Publication Date
Authored by
Brian Hinkamp, Marwan Ismael
Advisor(s): Elenna Dugundji
Topic(s) Covered:
  • Network Design

The global transportation sector holds the top position as the primary source of greenhouse gas emissions, with road transportation, especially heavy-duty vehicles, being the primary source. Greenhouse gases significantly impact global warming by trapping heat in the Earth's atmosphere, causing rising temperatures. This phenomenon, the greenhouse effect, results in various climate change repercussions. In response to growing climate change concerns, international, national, and industrial communities have taken action. Companies globally are pursuing initiatives to achieve net-zero emissions, aiming for a climate-neutral world by midcentury. One approach to combat climate change involves optimizing a company's supply chain design.

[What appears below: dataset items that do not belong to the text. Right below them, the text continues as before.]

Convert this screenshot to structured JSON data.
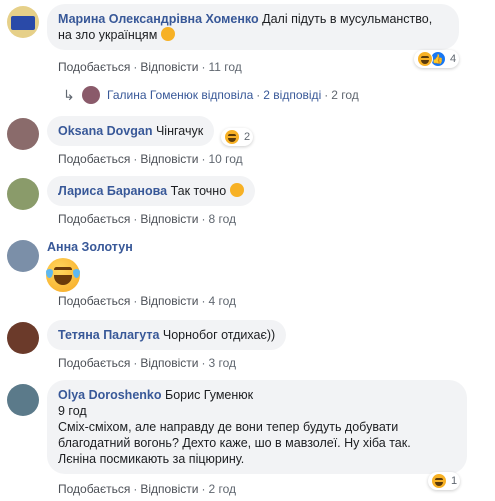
{
  "labels": {
    "like": "Подобається",
    "reply": "Відповісти",
    "dot": "·"
  },
  "comments": [
    {
      "author": "Марина Олександрівна Хоменко",
      "text_line1": "Далі підуть в мусульманство,",
      "text_line2": "на зло українцям",
      "time": "11 год",
      "reactions": "4",
      "reaction_types": [
        "haha",
        "like"
      ],
      "avatar_color": "#d9c27a"
    },
    {
      "author": "Oksana Dovgan",
      "text": "Чінгачук",
      "time": "10 год",
      "reactions": "2",
      "reaction_types": [
        "haha"
      ],
      "avatar_color": "#8a6b6b"
    },
    {
      "author": "Лариса Баранова",
      "text": "Так точно",
      "time": "8 год",
      "avatar_color": "#8a9b6a"
    },
    {
      "author": "Анна Золотун",
      "time": "4 год",
      "avatar_color": "#7b8fa8"
    },
    {
      "author": "Тетяна Палагута",
      "text": "Чорнобог отдихає))",
      "time": "3 год",
      "avatar_color": "#6b3a2a"
    },
    {
      "author": "Olya Doroshenko",
      "tag": "Борис Гуменюк",
      "subtime": "9 год",
      "text_line1": "Сміх-сміхом, але направду де вони тепер будуть добувати",
      "text_line2": "благодатний вогонь? Дехто каже, шо в мавзолеї. Ну хіба так.",
      "text_line3": "Лєніна посмикають за піцюрину.",
      "time": "2 год",
      "reactions": "1",
      "reaction_types": [
        "haha"
      ],
      "avatar_color": "#5b7a8a"
    }
  ],
  "reply_thread": {
    "author": "Галина Гоменюк",
    "action": "відповіла",
    "count": "2 відповіді",
    "time": "2 год",
    "avatar_color": "#8a5a6a"
  }
}
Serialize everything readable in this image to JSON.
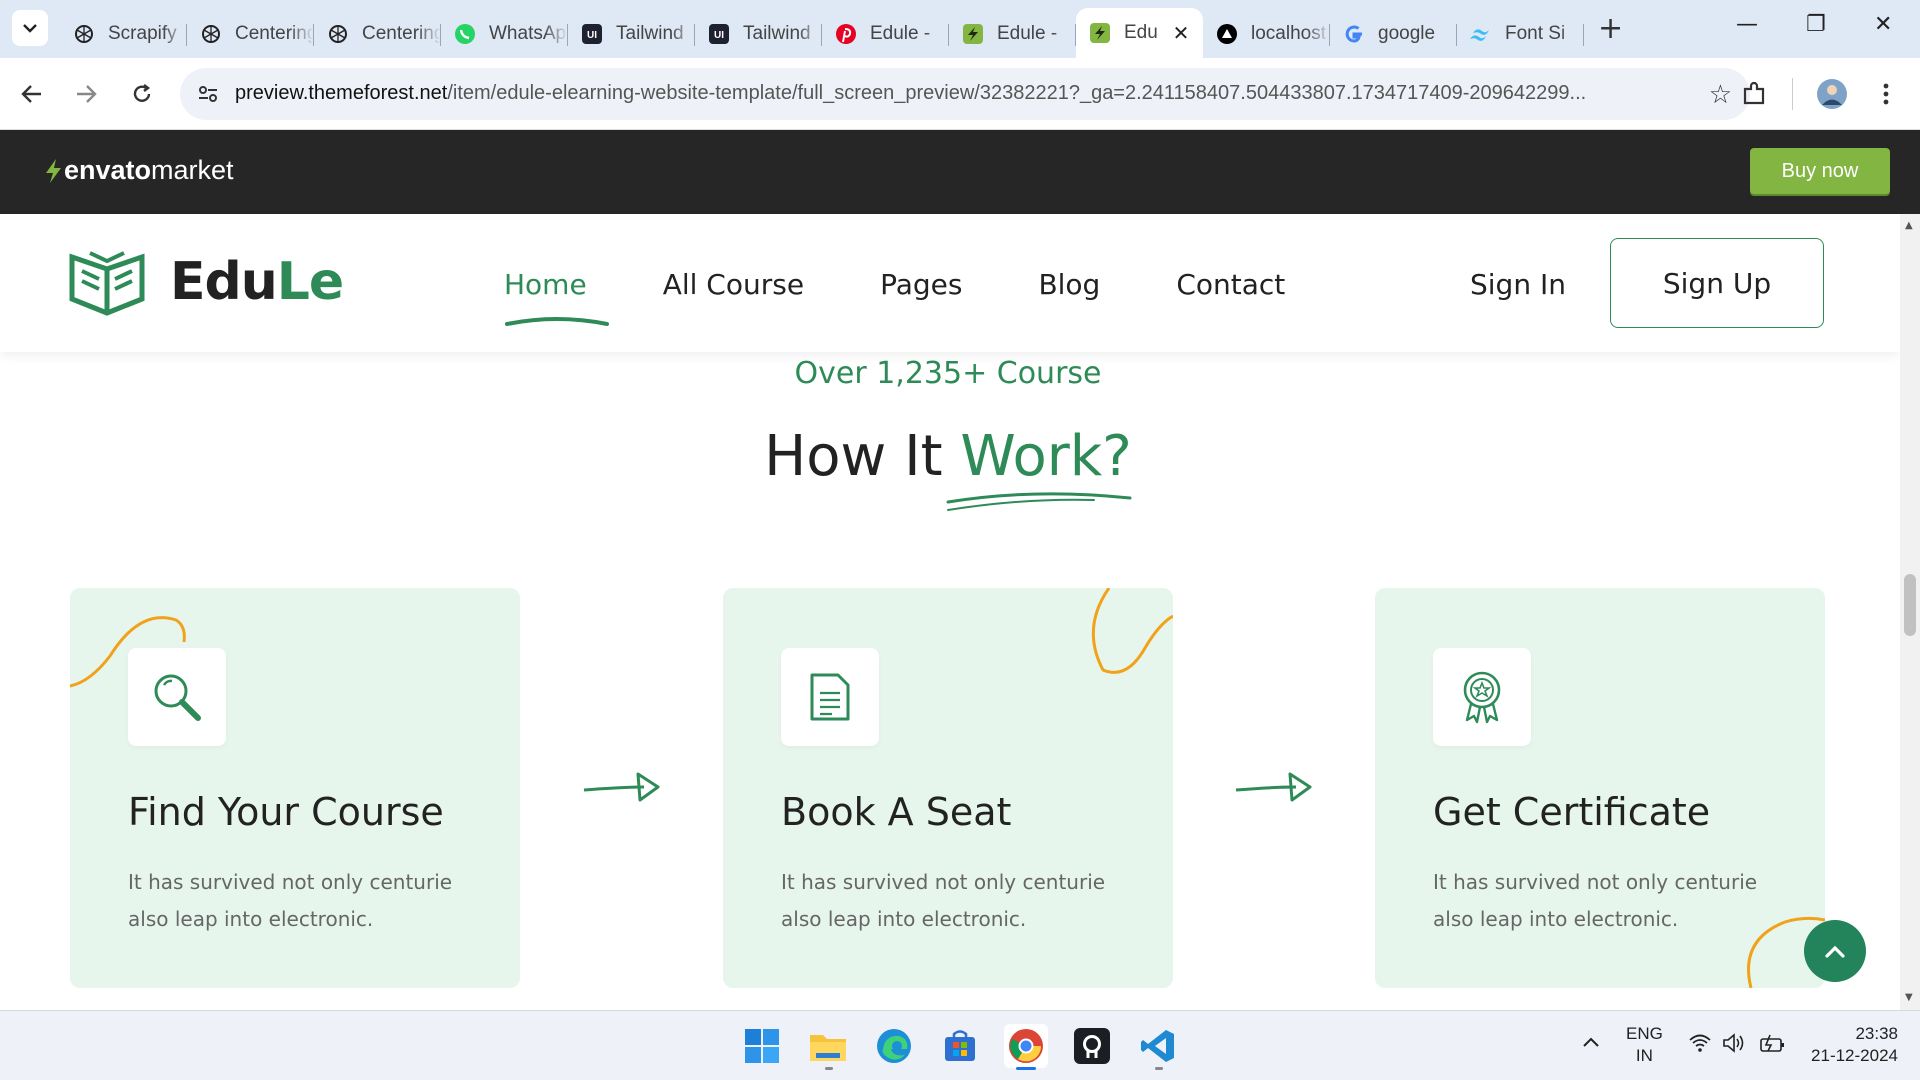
{
  "browser": {
    "tabs": [
      {
        "title": "Scrapify",
        "favicon": "openai-icon"
      },
      {
        "title": "Centering",
        "favicon": "openai-icon"
      },
      {
        "title": "Centering",
        "favicon": "openai-icon"
      },
      {
        "title": "WhatsApp",
        "favicon": "whatsapp-icon"
      },
      {
        "title": "Tailwind",
        "favicon": "ui-icon"
      },
      {
        "title": "Tailwind",
        "favicon": "ui-icon"
      },
      {
        "title": "Edule -",
        "favicon": "pinterest-icon"
      },
      {
        "title": "Edule -",
        "favicon": "envato-icon"
      },
      {
        "title": "Edu",
        "favicon": "envato-icon",
        "active": true
      },
      {
        "title": "localhost",
        "favicon": "vercel-icon"
      },
      {
        "title": "google",
        "favicon": "google-icon"
      },
      {
        "title": "Font Si",
        "favicon": "tailwind-icon"
      }
    ],
    "new_tab_label": "+",
    "close_label": "✕",
    "url_host": "preview.themeforest.net",
    "url_path": "/item/edule-elearning-website-template/full_screen_preview/32382221?_ga=2.241158407.504433807.1734717409-209642299..."
  },
  "envato": {
    "logo_bold": "envato",
    "logo_light": "market",
    "buy_label": "Buy now",
    "accent": "#82b541"
  },
  "site": {
    "brand_main": "Edu",
    "brand_accent": "Le",
    "nav": [
      "Home",
      "All Course",
      "Pages",
      "Blog",
      "Contact"
    ],
    "signin_label": "Sign In",
    "signup_label": "Sign Up",
    "accent": "#2e8b57"
  },
  "section": {
    "subheading": "Over 1,235+ Course",
    "heading_plain": "How It ",
    "heading_accent": "Work?",
    "cards": [
      {
        "title": "Find Your Course",
        "text": "It has survived not only centurie also leap into electronic.",
        "icon": "search-icon"
      },
      {
        "title": "Book A Seat",
        "text": "It has survived not only centurie also leap into electronic.",
        "icon": "document-icon"
      },
      {
        "title": "Get Certificate",
        "text": "It has survived not only centurie also leap into electronic.",
        "icon": "certificate-icon"
      }
    ]
  },
  "taskbar": {
    "lang_top": "ENG",
    "lang_bottom": "IN",
    "time": "23:38",
    "date": "21-12-2024"
  }
}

An efficient supply chain network design can lower transportation costs, reduce carbon emissions, and improve a firm's overall performance. This study explores the potential impact of introducing a middle-mile fulfillment center on transportation costs and greenhouse gas emissions within an oil field service company's supply chain network. By evaluating two candidate locations proposed by the project sponsor, the research assesses variable transportation costs and total carbon emissions generated during goods transportation to meet customer demand. This paper introduces a mixed-integer linear programming formulation as a solution to the single-period, multi-echelon supply chain network design problem. The model aims to minimize total transportation costs and greenhouse gas emissions, primarily from mobile sources within the supply chain. The research team found that neither of the proposed locations provides benefits in terms of transportation costs or carbon emissions. This study highlights the importance of integrating environmental considerations into strategic supply chain network design decision-making.